"Where does this rara avis hail from? I never clapped eyes on such a beauty—Miss Seraphin is not a patch on her!"

"Don't be so noisy, dear—Miss Leigh? Yes I heard she was nice-looking."

"Nice-looking!" echoed Kate, contemptuously. "Just wait till you see her. She will be focused by every eye-glass in Brighton when she takes the children out for their constitutional."

"Dear me! I hope she is a proper kind of person."

"She looks rather in the Lady Audley style—and such a complexion! I could have sworn it was painted if it had not varied so. Now I think of it," said Kate, with malice prepense, "she is not at all unlike the photographs, of—,"—naming some one of whose existence she had no business to have been aware.

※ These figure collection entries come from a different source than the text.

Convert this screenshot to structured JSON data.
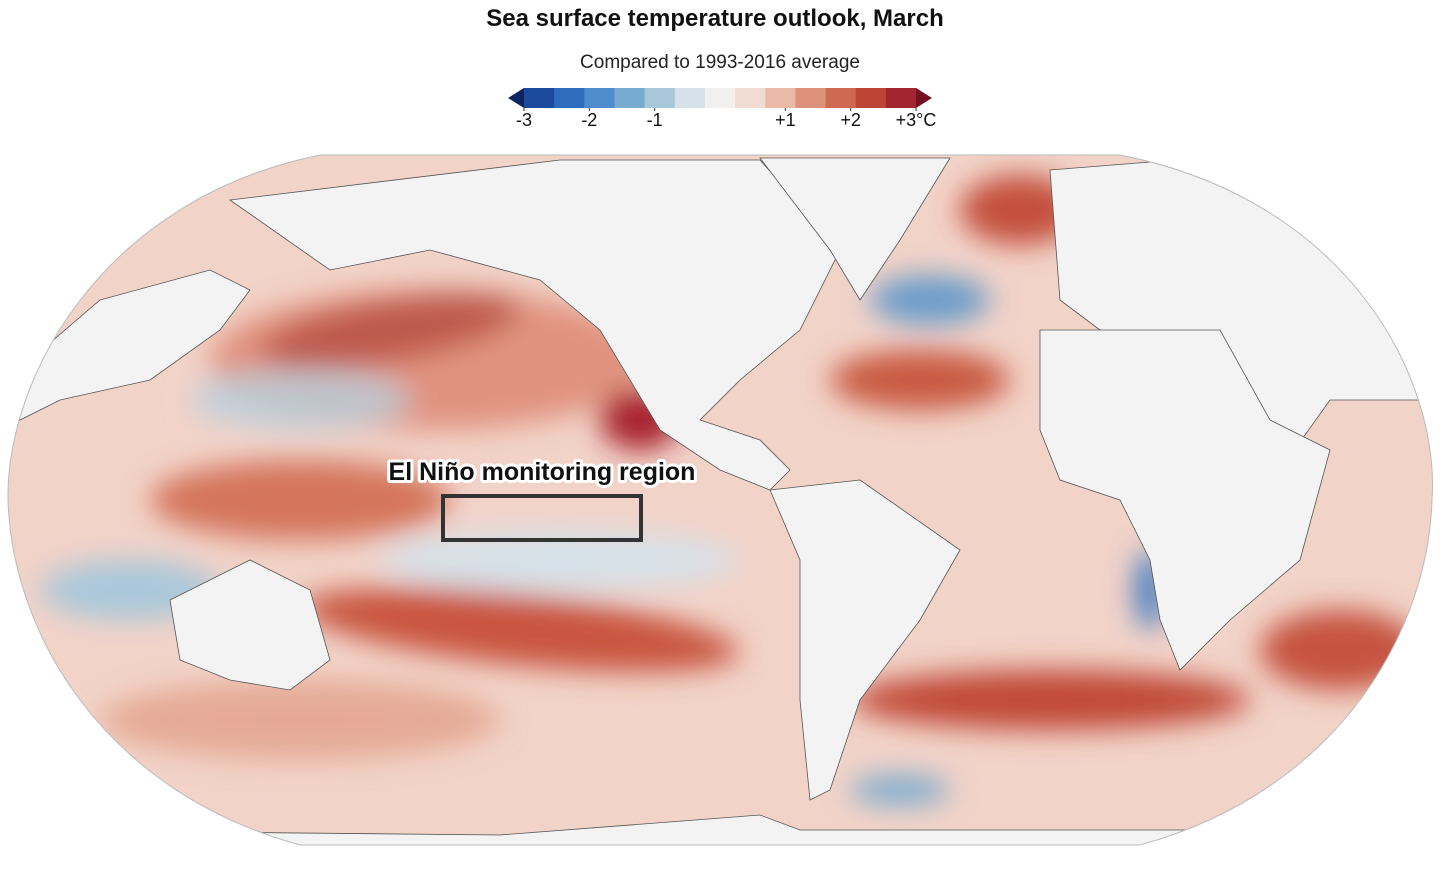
{
  "header": {
    "title": "Sea surface temperature outlook, March",
    "subtitle": "Compared to 1993-2016 average"
  },
  "legend": {
    "range": [
      -3,
      3
    ],
    "ticks": [
      -3,
      -2,
      -1,
      {
        "value": 1,
        "label": "+1"
      },
      {
        "value": 2,
        "label": "+2"
      },
      {
        "value": 3,
        "label": "+3°C"
      }
    ],
    "colors": [
      "#0c2461",
      "#1c4a9c",
      "#2f6cbd",
      "#4f8ccb",
      "#78abd0",
      "#a8c8da",
      "#d6e2ea",
      "#f1f0ef",
      "#f1dcd3",
      "#eab9a8",
      "#df927b",
      "#cf6a52",
      "#bd4536",
      "#a12630",
      "#721222"
    ]
  },
  "annotation": {
    "label": "El Niño monitoring region"
  }
}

"It really is too bad of Mrs. Markham not having mentioned this," cried Mrs. Barrington, as if Bluebell had been convicted of a crime. "It is most unpleasant having so voyante a person about the children!"

"Oh, what does it matter," said Kate, heedlessly; "you have no grown up sons. And she seems awfully nice. She has a face with a history in it, though. I shall try and make her out to-morrow. No one is ever so innocent as she looks."

Kate's admiration was still further excited next day as she listened to Bluebell's singing.

"You never heard anything like it, mamma—she could fill Covent Garden; and she composes too. I wonder if she has ever been on the stage?"

Less appreciative was the judgment of the erudite Mabel, who reported Miss Leigh unable to continue her arithmetic beyond the decimal fractions she had attained to with Miss Steele. "In fact," said the child, with deep contempt, "I don't believe she has ever-gone beyond the rule of three herself."